Когда ты совершаешь обладание (как бы под сенью лип)

И занимаешься своим кровосмешением -

Не помни миг, когда ты был велик (как будто)

И видел тех любовников, что были, есть и будут.

Сама «прихожая» изменилась. Она стала «вхожей» в другой мир. Ведь женщина была красива не обычной, а какой-то другой красотой.

Красотой, сразу меняющей всё на свете. Вся её жизнь вошла сейчас вместе с ней и стала здесь жить. Все её обычные женские маневры: все эти скучные сближения, уклонения и даже само сбережение её красоты (как весьма конкурентного товара на сорочинской ярмарке) – всё это были вещи подчиненные, состоящие у ее красоты в услужении.

Собственно – она за этим и явилась: подчинять! Собственно – всё это (ведь в подчинении есть много всего) у нее почти получилось; но – это было очень существенное «но»: она была ошеломляюще молода!

До Старика ей было далеко. Как до неба. Впрочем, как и Илии Дону Кехане. Потому – сейчас она прошла не мимо человека Идальго, а меж трёх частей его имени; причём – проделала она это настолько легко, что мы с Идальго просто-напросто потеряли её из глаз; более того – она оказалась у Илии за спиной много прежде, чем тому удалось-таки следом за ней обернуться.

Прежде чем ещё раз (уже – третий) не задать ей свой очень важный вопрос:

– Как тебя зовут на самом деле?

Ибо – речь и об имени, и о красоте суть одно.

На самом деле его любимую звали Жанна, но – она действительно могла бы происходить из Франции пятнадцатого века, являясь уроженкой деревушки Домреми; разве что та Жанна (которая д'Арк), была блондинкой – что явствует из средневековых гравюр, более того – даже сейчас она действительно могла бы показаться облаченённой в средневековое белое с золотым шитьем платье (а вовсе не в тех чёрных доспехах, в которых её пленили бургундцы.

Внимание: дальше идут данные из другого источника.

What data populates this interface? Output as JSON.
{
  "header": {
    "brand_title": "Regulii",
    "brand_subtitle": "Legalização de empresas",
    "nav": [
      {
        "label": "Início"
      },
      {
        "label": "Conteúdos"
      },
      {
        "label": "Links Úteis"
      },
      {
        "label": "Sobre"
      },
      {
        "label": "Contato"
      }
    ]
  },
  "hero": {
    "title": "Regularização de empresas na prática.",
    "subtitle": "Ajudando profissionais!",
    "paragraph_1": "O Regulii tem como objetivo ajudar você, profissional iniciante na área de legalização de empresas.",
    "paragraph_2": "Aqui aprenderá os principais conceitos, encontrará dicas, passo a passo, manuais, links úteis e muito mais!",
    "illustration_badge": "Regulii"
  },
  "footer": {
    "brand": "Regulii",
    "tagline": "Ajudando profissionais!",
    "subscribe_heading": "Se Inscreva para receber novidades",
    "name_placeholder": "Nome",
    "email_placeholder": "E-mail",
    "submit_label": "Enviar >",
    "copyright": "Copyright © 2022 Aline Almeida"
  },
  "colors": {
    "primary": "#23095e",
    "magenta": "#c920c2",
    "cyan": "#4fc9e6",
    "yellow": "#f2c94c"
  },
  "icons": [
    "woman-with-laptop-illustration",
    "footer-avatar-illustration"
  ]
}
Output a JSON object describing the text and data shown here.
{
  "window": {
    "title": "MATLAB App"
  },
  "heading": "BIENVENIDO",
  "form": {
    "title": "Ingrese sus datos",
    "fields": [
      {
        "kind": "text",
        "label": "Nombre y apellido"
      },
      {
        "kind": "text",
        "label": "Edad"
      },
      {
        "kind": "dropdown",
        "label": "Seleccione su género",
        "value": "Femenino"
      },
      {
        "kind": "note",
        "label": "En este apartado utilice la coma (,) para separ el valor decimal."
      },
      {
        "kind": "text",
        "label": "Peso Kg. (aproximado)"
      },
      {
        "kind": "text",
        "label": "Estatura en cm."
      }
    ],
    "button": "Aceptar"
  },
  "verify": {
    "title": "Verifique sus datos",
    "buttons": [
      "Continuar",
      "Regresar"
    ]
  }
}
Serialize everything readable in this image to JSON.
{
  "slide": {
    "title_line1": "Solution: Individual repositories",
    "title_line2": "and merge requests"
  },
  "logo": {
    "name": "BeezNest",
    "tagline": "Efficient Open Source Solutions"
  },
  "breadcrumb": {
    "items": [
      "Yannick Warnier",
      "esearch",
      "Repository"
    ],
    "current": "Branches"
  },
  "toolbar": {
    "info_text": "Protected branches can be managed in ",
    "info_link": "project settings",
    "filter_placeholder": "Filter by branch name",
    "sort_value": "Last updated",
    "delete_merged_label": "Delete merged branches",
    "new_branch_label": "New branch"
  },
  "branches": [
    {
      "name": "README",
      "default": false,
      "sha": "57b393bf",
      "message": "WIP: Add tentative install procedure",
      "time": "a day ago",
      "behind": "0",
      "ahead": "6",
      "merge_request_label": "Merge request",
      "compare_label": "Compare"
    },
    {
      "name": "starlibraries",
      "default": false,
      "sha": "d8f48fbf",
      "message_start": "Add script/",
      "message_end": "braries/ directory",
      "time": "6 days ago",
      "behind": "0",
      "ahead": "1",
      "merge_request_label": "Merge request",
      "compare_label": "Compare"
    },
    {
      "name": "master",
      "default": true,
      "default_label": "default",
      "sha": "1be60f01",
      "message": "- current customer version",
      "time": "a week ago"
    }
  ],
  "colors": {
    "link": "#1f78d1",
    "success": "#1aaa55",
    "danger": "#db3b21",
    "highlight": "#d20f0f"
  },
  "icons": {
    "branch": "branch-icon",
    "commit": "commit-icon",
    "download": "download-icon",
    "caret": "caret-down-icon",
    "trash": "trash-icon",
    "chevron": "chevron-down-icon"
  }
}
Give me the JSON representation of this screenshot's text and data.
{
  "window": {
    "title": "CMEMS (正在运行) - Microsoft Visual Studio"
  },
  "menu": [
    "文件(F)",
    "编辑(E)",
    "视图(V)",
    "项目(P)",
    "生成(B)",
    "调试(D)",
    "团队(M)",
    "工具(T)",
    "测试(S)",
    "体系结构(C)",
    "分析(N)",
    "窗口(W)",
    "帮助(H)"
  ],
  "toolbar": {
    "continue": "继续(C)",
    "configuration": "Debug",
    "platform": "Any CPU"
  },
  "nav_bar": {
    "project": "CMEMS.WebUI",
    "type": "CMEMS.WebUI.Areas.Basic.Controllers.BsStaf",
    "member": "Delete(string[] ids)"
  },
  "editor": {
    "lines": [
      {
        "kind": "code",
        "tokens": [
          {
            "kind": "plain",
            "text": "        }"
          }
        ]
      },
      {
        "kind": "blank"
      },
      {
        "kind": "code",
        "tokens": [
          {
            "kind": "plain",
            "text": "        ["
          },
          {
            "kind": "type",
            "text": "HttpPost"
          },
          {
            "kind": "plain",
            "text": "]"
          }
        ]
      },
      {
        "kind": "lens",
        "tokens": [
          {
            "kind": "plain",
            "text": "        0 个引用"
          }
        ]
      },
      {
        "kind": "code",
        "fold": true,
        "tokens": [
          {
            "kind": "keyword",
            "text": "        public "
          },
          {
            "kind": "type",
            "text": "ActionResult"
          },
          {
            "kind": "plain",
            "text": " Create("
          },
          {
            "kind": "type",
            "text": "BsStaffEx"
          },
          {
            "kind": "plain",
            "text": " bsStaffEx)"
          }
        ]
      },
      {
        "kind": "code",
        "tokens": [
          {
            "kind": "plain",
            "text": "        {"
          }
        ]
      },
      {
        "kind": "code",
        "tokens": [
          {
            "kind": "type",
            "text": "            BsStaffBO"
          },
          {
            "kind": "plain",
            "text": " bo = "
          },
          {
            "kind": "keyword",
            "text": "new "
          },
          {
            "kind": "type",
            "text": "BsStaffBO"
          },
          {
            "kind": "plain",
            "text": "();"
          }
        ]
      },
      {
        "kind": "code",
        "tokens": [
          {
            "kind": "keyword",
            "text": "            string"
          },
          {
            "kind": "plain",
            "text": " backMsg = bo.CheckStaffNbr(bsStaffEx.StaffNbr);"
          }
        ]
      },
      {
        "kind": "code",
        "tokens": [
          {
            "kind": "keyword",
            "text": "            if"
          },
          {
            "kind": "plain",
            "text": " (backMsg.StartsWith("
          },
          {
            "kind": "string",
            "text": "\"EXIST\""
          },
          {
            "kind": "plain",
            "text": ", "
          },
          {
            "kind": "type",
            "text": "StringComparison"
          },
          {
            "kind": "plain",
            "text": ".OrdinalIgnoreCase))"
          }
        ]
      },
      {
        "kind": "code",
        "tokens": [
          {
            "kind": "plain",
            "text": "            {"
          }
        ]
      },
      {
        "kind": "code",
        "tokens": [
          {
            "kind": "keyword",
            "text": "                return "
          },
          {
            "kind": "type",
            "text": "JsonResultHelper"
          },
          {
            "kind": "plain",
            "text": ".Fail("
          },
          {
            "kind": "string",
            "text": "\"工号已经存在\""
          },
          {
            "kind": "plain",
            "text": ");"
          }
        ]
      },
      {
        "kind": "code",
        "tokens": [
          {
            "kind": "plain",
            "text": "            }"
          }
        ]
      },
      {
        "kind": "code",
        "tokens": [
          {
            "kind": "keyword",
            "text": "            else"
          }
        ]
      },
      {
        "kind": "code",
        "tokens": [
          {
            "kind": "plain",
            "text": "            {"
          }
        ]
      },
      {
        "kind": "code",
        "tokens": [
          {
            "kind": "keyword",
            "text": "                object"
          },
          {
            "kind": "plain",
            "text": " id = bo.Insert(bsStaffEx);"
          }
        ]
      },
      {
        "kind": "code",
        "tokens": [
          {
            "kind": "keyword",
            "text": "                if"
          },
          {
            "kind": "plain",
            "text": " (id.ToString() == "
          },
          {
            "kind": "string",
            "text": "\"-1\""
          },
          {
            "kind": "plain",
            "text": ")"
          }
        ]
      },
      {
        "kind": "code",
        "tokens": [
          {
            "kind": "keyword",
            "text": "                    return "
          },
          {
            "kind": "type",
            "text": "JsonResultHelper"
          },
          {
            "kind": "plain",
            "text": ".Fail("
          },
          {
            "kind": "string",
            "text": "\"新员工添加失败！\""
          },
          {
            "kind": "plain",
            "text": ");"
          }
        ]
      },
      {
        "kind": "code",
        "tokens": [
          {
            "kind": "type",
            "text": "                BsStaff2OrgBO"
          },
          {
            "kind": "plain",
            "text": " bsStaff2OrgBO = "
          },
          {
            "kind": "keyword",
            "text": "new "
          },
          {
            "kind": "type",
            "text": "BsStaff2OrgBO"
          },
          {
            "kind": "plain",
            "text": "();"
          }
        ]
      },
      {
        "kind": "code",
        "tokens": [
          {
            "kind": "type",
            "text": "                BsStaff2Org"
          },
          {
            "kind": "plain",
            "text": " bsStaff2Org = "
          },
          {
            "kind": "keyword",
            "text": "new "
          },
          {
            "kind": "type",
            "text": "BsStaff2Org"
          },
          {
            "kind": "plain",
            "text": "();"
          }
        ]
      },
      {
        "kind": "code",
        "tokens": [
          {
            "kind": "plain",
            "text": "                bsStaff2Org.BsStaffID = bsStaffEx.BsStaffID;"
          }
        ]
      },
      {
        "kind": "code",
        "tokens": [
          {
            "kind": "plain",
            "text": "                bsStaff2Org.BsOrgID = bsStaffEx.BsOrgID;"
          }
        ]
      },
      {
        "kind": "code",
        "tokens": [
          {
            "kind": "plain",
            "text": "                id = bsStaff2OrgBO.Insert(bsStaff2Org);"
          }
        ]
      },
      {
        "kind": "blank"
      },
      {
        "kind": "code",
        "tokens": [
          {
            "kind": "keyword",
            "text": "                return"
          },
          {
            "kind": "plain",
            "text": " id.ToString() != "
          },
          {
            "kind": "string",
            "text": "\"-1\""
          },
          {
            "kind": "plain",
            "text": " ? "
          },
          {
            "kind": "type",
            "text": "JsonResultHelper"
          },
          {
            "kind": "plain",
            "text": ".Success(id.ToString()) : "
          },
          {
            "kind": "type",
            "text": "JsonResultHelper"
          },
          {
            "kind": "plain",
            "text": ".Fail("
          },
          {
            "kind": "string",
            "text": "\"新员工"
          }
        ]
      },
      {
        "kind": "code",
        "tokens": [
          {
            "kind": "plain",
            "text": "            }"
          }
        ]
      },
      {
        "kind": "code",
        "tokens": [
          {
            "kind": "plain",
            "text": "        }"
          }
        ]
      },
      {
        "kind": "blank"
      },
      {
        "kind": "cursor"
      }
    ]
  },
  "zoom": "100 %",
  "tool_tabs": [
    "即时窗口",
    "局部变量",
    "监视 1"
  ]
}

Да и незачем представлять: вот же она… Кар-р!

В руке она держит (вы не только представьте, но – увидьте!) обоюдоострый клинок с золотыми лилиями по всему лезвию; впрочем, взгляд её скромно опущен долу (впрочем – она и сейчас способна, будучи неграмотной, диктовать своему сподвижнику Жилю де Рецу письма английскому королю, причем – от имени «Старика»).